Casa Cavassa is a Renaissance-style palazzo in Saluzzo, region of Piedmont, Italy, and the site of the city’s museum, the Museo Civico Casa Cavassa. It is situated in the San Martino village.
Casa Cavassa was the residence of Galeazzo Cavassa and his son Francesco, members of a family (ennobled in 1460) native of Carmagnola and both general vicars of the marquisate of Saluzzo. Traces of a building dating back to the Middle Ages can be found in the basements and in the ogival windows of the façade overlooking Via San Giovanni. Since 1505 it became ownership of Francesco, vicar first during the rule of Ludovico II of Saluzzo (died 1504) and then during the Marguerite of Foix’s regency.

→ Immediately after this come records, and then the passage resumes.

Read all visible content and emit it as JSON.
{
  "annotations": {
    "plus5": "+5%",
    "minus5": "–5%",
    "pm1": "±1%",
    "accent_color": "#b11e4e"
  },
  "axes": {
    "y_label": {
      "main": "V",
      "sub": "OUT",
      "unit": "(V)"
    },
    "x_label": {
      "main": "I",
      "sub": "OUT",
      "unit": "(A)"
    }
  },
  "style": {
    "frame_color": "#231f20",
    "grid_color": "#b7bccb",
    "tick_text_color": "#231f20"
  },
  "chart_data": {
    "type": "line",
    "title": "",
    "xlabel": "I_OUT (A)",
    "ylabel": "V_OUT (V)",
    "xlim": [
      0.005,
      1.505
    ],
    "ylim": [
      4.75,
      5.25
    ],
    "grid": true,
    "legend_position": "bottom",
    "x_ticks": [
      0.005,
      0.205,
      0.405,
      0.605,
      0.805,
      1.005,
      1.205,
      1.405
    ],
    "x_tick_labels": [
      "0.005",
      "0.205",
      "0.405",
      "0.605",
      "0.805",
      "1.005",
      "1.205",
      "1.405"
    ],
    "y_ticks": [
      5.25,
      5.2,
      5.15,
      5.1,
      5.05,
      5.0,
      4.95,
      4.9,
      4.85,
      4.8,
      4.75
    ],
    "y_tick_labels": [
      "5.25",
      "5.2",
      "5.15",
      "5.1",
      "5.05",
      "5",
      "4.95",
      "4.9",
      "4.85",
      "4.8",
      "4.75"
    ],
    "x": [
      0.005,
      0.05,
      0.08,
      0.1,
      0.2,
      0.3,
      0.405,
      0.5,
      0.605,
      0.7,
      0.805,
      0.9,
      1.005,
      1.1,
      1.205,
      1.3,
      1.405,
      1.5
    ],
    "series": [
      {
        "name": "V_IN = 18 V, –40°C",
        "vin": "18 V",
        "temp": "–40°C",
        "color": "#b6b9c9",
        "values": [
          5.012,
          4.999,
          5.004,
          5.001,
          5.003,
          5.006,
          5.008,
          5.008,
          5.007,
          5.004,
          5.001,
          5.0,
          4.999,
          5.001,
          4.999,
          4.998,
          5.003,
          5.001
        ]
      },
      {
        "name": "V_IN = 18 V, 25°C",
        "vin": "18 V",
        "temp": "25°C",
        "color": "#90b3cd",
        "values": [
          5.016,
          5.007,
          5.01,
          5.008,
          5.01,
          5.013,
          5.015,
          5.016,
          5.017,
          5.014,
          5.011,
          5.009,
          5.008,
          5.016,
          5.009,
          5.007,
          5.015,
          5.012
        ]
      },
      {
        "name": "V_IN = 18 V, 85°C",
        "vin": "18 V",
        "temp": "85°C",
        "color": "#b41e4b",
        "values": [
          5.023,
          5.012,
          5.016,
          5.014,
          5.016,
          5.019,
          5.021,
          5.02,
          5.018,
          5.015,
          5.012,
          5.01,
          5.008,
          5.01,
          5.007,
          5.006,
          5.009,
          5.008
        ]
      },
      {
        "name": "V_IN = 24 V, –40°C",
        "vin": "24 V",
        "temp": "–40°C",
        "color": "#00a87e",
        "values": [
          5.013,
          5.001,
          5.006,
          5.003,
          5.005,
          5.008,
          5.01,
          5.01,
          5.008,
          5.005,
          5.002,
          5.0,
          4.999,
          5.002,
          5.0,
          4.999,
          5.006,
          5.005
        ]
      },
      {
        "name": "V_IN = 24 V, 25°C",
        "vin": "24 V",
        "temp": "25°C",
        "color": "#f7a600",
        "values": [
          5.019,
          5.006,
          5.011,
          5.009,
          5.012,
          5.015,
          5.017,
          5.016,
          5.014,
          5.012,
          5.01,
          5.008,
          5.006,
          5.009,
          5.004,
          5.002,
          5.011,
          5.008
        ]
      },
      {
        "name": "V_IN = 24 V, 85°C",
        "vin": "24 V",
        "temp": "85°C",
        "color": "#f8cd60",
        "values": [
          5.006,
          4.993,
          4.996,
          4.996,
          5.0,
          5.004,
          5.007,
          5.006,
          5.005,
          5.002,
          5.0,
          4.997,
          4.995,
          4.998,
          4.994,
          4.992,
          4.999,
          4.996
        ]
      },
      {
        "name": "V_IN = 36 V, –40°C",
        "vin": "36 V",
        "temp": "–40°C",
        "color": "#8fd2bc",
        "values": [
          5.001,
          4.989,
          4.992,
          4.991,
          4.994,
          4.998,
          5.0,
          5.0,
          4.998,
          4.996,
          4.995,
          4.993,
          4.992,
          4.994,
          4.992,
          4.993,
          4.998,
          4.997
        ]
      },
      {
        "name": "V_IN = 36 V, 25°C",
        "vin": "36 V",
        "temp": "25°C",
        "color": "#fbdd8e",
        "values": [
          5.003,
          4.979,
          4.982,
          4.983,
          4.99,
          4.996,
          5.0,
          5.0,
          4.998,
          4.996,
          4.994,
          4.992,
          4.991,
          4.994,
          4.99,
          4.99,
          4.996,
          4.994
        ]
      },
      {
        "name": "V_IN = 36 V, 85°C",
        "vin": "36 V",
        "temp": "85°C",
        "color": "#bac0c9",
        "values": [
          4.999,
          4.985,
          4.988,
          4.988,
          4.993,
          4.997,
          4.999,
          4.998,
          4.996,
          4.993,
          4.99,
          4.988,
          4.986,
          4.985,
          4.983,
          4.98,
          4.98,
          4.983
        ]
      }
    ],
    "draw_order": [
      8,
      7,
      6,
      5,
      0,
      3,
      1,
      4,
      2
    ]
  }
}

Francesco Cavassa refurbished the building in a Renaissance style based on the new trends of the contemporary Padan area. After the restoration and enlargement, the layout took the semblance of an L, with the bodies joined by spiral stairs. The edifice took advantage of the sloping ground in order to extend over six floors, three underground included kitchens, cellars and servants’ rooms, while the reception halls and the private apartments were on the upper floors.
A rapid dilapidation started when Francesco, hostile to the new Marquis Giovanni Ludovico, was confined for political reasons and died of a violent death. The edifice remained to the Cavassa heirs until the 18th century; later the house was divided into private apartments and the deterioration of the structures increased.
In 1883 the edifice was purchased by Marquis Emanuele Tapparelli d’Azeglio (nephew of the writer Massimo), a cosmopolitan diplomat, a lover of art and antiques. The Marquis entrusted Vittorio Avondo (painter, collector and future director of the Museums of Turin) and the engineer Melchiorre Pulciano with the restoration. They tried to recover the Renaissance appearance of the edifice, supported by numerous workshops located in Saluzzo and following the principle known as “completion according to style”: eliminated of what was considered irrelevant and addition of what thought to be necessary in a 16th-century maison.